Hendry, J. I. - Presenter, Pennsylvania State University
Dinh, H., The Pennsylvania State University
Sarkar, D., The Pennsylvania State University
Wang, L., Pennsylvania State University
Bandyopadhyay, A., washington university, St. Louis
Pakrasi, H. B., Washington University in St. Louis
Maranas, C. D., The Pennsylvania State University
Large scale biofuel/chemical production using cyanobacteria is hindered due to poor growth rates of model cyanobacteria and demand for fresh water and nitrogen supplementation requirements. Anabaena sp. ATCC 33047 is a fast growing, marine and nitrogen fixing cyanobacteria that can overcome these challenges. However, it is less studied and its metabolism is poorly understood, making it presently unfit as a production host. In order to deepen the understanding of this organism we constructed a genome scale metabolic model, iAnC892, for this organism by pooling together biochemical information from multiple databases including MetaCyc, ModelSEED, KEGG and a recently published metabolic model for the close relative Anabaena sp.
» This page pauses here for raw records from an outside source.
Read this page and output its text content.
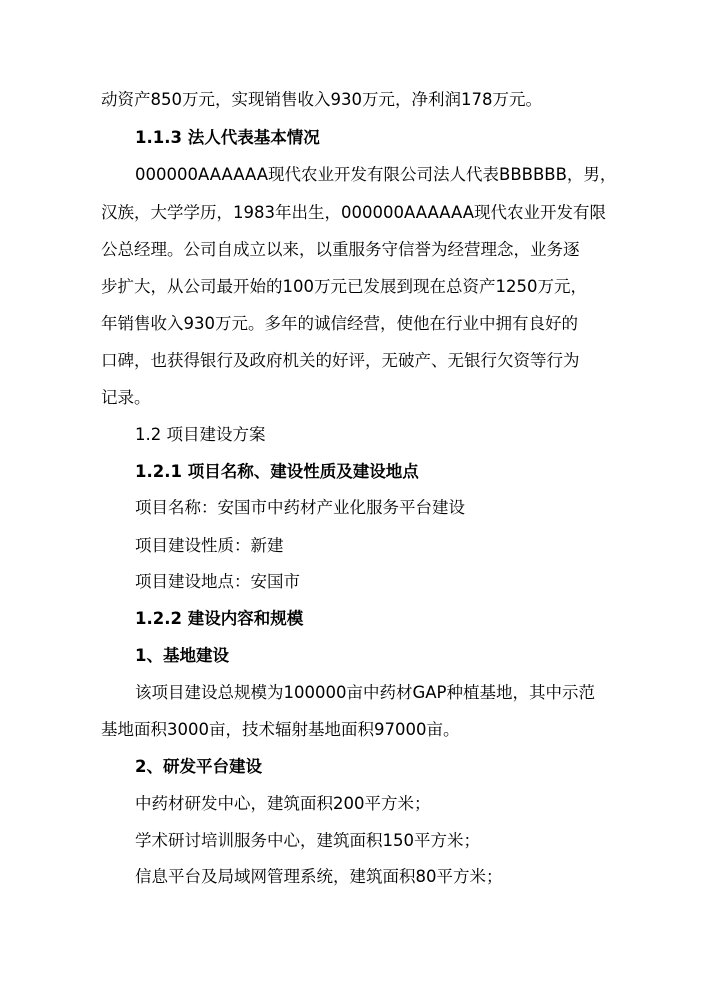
动资产850万元，实现销售收入930万元，净利润178万元。

1.1.3 法人代表基本情况

000000AAAAAA现代农业开发有限公司法人代表BBBBBB，男，

汉族，大学学历，1983年出生，000000AAAAAA现代农业开发有限

公总经理。公司自成立以来，以重服务守信誉为经营理念，业务逐

步扩大，从公司最开始的100万元已发展到现在总资产1250万元，

年销售收入930万元。多年的诚信经营，使他在行业中拥有良好的

口碑，也获得银行及政府机关的好评，无破产、无银行欠资等行为

记录。

1.2 项目建设方案

1.2.1 项目名称、建设性质及建设地点

项目名称：安国市中药材产业化服务平台建设

项目建设性质：新建

项目建设地点：安国市

1.2.2 建设内容和规模

1、基地建设

该项目建设总规模为100000亩中药材GAP种植基地，其中示范

基地面积3000亩，技术辐射基地面积97000亩。

2、研发平台建设

中药材研发中心，建筑面积200平方米；

学术研讨培训服务中心，建筑面积150平方米；

信息平台及局域网管理系统，建筑面积80平方米；
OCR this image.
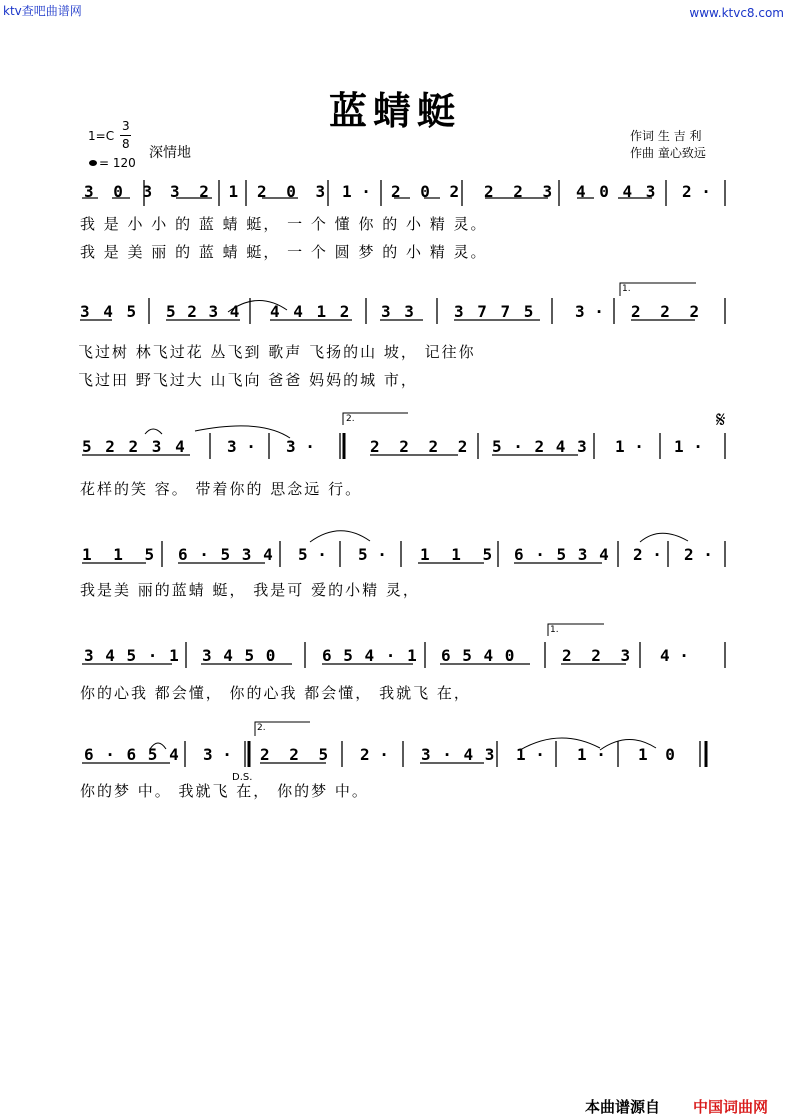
ktv查吧曲谱网	www.ktvc8.com
蓝蜻蜓
1=C
3
8
深情地
= 120
作词 生 吉 利
作曲 童心致远
3 0 3 3 2 1 2 0 3 1 · 2 0 2 2 2 3 4 0 4 3 2 ·
我 是 小 小 的 蓝 蜻 蜓， 一 个 懂 你 的 小 精 灵。
我 是 美 丽 的 蓝 蜻 蜓， 一 个 圆 梦 的 小 精 灵。
3 4 5 5 2 3 4 4 4 1 2 3 3 3 7 7 5 3 · 2 2 2
飞过树 林飞过花 丛飞到 歌声 飞扬的山 坡， 记往你
飞过田 野飞过大 山飞向 爸爸 妈妈的城 市，
5 2 2 3 4	3 · 3 ·	2 2 2 2 5 · 2 4 3 1 · 1 ·
𝄋
花样的笑 容。 带着你的 思念远 行。
1 1 5 6 · 5 3 4 5 · 5 · 1 1 5 6 · 5 3 4 2 · 2 ·
我是美 丽的蓝蜻 蜓， 我是可 爱的小精 灵，
3 4 5 · 1 3 4 5 0	6 5 4 · 1 6 5 4 0	2 2 3 4 ·
你的心我 都会懂， 你的心我 都会懂， 我就飞 在，
6 · 6 5 4 3 · 2 2 5 2 · 3 · 4 3 1 · 1 · 1 0
D.S.
你的梦 中。 我就飞 在， 你的梦 中。
1.
2.
1.
2.
本曲谱源自 中国词曲网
PCC 7120 (Anabaena 7120). iAnC892 includes 953 unique reactions accounting for the annotation of 892 genes. It also captures the diazotrophic life cycle of Anabaena 33047 by accounting for both the vegetative and heterocyst cell types. Reaction content comparison with GSM of Anabaena 7120 revealed that there are 109 reactions including uptake hydrogenase, pyruvate decarboxylase, and pyruvate-formate lyase unique to iAnC892. These reactions have the potential to affect the flux distribution under dark fermentative conditions. iAnC892 facilitated the evaluation of energy production pathways in the heterocyst through cell specific deactivation of light reactions and glucose-6-phosphate metabolizing pathways. The analysis revealed the importance of light dependent electron transport in generating ATP and NADPH at the required ratio for optimal N2 fixation. To demonstrate the usefulness of the model for metabolic engineering, it was used alongside the strain design algorithm, OptForce to identify strategies to overproduce valerolactam and caprolactam. The model was able to recapitulate several of the experimentally successful strategies that overproduced precursors of valerolactam (lysine and 5-aminopentanoate) and caprolactam (succinate).